Brown has spent his entire eight-season NHL career with the Kings, serving as their captain for the past five seasons. He was selected as the Kings' Most Popular Player this season and is known for his physical playing style, which consistently places him among the League leaders in hits.
Capitalizing on his aggressive style of play to help others, Brown makes a $50 donation for each hit he delivers to his opponents -- a contribution he has made since the 2008-09 season. Those benefiting from this charitable initiative include the Newborn and Infant Critical Care Unit at Children's Hospital Los Angeles, and KABOOM!, a relationship that has raised $60,000 and culminated with a special playground built in Carson, Calif., in September 2010.
Toews received the captaincy from the Blackhawks in 2008 when he was 20 years old, making him the fourth-youngest captain in NHL history. His leadership on the ice is undisputed, and his role off the ice with various children's charitable causes makes him an undeniable role model to fans.
Toews volunteers to grant wishes through the Make-A-Wish Foundation and visits with patients at the local children's hospital and the Misericordia Home in Chicago.
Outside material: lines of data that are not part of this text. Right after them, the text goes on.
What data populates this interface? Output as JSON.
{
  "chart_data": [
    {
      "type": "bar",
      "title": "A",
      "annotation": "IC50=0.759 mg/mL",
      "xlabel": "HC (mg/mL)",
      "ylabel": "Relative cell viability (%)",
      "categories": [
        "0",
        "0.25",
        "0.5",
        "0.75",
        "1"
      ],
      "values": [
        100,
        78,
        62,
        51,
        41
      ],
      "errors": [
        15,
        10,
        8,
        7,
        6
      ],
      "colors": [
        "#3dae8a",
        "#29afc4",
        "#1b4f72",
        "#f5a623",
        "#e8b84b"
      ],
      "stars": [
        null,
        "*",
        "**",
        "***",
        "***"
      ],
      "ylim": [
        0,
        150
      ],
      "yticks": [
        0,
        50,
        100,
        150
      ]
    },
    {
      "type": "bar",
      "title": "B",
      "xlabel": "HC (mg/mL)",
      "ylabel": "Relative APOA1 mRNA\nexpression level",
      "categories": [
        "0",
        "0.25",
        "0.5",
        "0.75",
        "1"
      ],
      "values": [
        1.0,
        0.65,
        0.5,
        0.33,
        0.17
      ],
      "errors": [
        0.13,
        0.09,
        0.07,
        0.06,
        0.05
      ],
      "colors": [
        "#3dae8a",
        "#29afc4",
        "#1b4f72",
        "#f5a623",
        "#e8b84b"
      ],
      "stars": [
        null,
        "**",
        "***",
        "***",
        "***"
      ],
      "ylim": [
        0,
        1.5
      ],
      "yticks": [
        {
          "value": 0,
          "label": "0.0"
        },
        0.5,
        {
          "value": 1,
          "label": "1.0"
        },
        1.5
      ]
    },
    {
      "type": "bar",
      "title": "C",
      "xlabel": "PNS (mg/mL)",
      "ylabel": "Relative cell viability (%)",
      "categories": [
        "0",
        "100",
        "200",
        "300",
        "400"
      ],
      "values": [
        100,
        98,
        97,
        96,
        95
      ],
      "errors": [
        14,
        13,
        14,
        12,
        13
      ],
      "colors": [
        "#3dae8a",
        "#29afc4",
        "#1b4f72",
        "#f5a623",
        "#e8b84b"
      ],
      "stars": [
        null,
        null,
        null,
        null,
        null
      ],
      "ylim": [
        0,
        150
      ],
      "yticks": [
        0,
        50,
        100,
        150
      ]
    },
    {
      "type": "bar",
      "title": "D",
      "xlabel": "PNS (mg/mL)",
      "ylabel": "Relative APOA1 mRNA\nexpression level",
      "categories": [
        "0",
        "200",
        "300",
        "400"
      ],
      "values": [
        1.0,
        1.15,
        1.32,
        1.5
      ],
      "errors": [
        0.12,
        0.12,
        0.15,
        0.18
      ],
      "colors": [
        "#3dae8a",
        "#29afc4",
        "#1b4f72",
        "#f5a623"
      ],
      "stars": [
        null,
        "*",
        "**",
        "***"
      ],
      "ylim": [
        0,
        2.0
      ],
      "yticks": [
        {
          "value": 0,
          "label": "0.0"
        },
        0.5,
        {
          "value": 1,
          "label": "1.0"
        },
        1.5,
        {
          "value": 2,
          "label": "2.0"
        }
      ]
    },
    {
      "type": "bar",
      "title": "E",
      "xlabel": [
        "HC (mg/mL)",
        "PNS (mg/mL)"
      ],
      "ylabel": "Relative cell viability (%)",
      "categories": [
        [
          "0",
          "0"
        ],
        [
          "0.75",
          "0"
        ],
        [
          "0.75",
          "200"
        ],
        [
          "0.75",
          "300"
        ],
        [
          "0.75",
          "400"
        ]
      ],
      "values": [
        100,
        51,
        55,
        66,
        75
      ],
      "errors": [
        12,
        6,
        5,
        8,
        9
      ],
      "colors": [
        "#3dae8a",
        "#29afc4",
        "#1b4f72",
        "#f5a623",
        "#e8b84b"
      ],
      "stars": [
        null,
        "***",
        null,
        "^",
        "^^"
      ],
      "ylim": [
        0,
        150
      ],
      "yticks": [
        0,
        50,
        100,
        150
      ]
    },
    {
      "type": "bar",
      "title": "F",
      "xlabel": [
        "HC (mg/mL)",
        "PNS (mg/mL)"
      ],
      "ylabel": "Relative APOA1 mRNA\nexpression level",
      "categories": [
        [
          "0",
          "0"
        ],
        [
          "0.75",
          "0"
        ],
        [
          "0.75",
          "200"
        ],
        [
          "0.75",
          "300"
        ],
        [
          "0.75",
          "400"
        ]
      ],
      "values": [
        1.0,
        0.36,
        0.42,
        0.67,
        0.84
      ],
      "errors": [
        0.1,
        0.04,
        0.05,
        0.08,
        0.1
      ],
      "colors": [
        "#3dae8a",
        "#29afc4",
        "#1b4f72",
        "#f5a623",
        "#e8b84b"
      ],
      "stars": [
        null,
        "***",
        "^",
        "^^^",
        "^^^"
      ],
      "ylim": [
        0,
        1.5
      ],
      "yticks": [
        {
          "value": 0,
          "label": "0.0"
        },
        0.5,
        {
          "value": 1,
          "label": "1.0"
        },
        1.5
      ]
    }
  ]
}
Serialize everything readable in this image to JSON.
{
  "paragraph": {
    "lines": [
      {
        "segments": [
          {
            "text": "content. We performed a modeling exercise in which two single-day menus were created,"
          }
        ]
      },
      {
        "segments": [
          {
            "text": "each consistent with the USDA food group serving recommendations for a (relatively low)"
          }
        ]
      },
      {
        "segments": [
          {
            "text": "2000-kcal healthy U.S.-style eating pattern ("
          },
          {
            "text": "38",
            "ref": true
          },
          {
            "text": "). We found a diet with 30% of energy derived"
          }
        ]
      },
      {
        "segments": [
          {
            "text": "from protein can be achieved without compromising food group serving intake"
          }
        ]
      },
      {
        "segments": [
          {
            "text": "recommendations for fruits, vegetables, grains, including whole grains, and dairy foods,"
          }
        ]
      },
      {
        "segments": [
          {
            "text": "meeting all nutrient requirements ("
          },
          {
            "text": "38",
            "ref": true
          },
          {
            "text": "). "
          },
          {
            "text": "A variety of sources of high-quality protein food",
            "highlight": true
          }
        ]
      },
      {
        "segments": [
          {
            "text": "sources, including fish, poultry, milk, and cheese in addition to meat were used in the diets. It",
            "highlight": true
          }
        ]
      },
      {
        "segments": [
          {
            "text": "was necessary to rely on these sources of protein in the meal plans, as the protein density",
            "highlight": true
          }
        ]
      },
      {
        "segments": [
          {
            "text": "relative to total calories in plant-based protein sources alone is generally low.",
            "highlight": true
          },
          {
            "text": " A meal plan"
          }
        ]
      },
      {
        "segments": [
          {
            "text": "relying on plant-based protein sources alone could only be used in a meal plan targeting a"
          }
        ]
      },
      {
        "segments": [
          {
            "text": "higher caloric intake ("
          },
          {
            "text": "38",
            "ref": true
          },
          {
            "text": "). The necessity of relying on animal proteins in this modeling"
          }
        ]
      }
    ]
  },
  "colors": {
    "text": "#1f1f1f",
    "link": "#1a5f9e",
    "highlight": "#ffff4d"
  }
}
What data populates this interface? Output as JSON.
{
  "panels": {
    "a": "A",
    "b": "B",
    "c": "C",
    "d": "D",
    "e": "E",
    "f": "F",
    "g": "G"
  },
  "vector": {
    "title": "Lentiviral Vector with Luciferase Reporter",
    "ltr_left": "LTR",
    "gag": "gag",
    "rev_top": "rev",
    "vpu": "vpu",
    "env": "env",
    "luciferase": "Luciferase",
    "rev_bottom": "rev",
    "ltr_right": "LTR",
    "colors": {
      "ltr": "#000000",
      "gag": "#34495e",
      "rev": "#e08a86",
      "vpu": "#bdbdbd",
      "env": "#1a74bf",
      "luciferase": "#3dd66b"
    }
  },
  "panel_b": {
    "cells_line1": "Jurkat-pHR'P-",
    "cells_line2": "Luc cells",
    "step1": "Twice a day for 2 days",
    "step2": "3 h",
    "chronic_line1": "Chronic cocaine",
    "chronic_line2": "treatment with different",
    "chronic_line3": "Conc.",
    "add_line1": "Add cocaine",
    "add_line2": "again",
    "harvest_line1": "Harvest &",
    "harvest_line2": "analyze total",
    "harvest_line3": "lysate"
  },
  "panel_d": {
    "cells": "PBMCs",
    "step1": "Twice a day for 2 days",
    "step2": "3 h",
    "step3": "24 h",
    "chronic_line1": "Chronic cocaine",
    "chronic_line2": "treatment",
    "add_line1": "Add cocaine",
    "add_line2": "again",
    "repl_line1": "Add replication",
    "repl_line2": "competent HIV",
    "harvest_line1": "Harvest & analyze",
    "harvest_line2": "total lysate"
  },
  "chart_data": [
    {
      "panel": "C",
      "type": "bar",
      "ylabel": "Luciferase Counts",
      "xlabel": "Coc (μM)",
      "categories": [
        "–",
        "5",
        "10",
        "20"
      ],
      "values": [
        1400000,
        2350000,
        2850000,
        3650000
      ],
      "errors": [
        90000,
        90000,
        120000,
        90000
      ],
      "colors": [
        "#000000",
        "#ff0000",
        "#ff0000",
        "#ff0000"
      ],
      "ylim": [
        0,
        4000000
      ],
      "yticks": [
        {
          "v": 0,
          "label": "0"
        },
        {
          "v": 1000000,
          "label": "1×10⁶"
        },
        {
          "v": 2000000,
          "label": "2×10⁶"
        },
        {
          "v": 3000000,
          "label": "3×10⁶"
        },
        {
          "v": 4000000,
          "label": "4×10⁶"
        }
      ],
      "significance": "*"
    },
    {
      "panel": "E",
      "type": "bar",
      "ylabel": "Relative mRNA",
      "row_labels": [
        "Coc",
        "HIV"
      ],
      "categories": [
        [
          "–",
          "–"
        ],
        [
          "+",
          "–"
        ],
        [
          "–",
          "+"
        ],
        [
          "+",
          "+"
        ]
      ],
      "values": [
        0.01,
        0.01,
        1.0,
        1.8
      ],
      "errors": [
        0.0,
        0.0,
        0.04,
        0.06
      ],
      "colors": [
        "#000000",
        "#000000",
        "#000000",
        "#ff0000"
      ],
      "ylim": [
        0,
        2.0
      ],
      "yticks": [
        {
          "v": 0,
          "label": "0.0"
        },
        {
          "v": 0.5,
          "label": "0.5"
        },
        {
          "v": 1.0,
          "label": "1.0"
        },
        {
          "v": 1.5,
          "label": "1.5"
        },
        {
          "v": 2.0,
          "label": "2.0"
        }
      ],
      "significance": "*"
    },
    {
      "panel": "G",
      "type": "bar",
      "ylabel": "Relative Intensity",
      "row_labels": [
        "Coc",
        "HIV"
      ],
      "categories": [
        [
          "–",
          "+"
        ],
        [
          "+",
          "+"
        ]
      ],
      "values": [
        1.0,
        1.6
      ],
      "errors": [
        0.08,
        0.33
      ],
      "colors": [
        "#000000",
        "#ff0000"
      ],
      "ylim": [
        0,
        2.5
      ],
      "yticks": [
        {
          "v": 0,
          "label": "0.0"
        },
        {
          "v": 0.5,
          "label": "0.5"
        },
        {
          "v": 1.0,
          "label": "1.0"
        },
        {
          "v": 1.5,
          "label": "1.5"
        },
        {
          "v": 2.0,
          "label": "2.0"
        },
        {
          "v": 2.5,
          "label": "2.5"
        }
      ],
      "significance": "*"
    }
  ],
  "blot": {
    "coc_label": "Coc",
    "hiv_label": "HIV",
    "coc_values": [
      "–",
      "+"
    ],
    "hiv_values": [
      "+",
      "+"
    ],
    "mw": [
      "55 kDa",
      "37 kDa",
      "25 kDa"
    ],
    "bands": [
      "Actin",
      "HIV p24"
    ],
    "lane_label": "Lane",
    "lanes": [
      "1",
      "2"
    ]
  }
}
Last fall, he returned home to join the Winnipeg Patrolmen Hockey Club and other NHL players for the "Goals for Dreams Hockey Challenge," which helped raise $80,000 for the Children's Hospital Foundation and the Dream Factory, a charity that grants dreams for critically and chronically ill children.
"It's definitely a huge honor," Toews said. "Criteria that's required for that award is definitely something special. I've said it before, if you're ever nominated for something, an individual award, much of it has to do with your team and your teammates and how they helped you get to that position. I owe it to those guys. When they need someone to recognize, it feels good, but I pretty much owe everything to my teammates and the guys in this locker room."